Mundo J, Peris P, Monegal A, Navasa M, Cervera R, Guañiabens N
Service of Rheumatology, Hospital Clinic, IDIBAPS, University of Barcelona, Barcelona, Spain.
Lupus. 2006;15(5):304-7. doi: 10.1191/0961203306lu2301cr.

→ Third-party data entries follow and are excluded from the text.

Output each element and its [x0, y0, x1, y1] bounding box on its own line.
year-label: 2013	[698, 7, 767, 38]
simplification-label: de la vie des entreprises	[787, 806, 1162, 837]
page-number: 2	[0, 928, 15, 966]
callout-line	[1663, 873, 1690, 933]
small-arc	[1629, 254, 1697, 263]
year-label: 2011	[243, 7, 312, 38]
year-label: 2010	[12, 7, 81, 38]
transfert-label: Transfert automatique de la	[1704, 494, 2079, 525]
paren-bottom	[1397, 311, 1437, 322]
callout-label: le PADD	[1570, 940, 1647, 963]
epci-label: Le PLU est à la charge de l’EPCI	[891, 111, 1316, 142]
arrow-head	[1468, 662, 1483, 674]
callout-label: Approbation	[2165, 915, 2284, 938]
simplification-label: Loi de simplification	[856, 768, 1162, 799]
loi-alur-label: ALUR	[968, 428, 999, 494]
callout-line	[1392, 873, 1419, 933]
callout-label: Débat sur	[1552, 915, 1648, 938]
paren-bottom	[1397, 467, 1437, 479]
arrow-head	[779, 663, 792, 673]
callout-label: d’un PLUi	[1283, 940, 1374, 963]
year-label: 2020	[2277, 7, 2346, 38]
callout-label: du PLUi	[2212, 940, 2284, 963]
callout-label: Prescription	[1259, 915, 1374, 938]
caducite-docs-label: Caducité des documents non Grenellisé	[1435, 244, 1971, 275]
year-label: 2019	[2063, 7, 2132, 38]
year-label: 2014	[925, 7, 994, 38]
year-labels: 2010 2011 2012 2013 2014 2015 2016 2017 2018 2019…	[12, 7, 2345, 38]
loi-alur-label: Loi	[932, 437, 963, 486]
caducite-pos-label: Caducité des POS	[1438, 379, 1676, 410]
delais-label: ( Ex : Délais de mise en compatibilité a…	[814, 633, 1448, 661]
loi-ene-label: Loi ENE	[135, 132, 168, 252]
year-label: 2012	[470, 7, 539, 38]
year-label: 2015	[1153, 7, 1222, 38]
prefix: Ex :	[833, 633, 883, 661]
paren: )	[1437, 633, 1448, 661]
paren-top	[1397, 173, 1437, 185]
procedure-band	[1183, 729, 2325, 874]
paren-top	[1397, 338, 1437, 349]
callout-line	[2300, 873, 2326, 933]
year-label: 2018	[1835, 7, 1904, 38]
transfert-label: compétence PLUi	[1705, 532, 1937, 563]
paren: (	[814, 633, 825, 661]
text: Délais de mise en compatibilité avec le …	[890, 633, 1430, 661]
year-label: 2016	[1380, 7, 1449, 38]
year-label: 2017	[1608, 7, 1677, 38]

We describe the case of a 31-year-old man who presented with an antiphospholipid syndrome (APS), which manifested as multifocal avascular necrosis (AVN) one year after orthotopic liver transplantation. The patient developed multiple AVN affecting hips, left knee, humerus and tarsal bones just after withdrawal of corticosteroid therapy. Three years later when lupus anticoagulant was detected, he began anticoagulant treatment and no further AVN episodes were observed. It is important to be aware of this clinical manifestation of APS, especially in these cases where it can be easily overlooked because of corticosteroid therapy.
我们描述了一名31岁男性的病例,该患者患有抗磷脂综合征(APS),在原位肝移植一年后表现为多灶性无血管性坏死(AVN)。患者在停用皮质类固醇治疗后不久就出现了影响髋部、左膝、肱骨和跗骨的多处AVN。三年后检测到狼疮抗凝物时,他开始接受抗凝治疗,此后未再观察到AVN发作。认识到APS的这种临床表现很重要,尤其是在因皮质类固醇治疗而容易被忽视的情况下。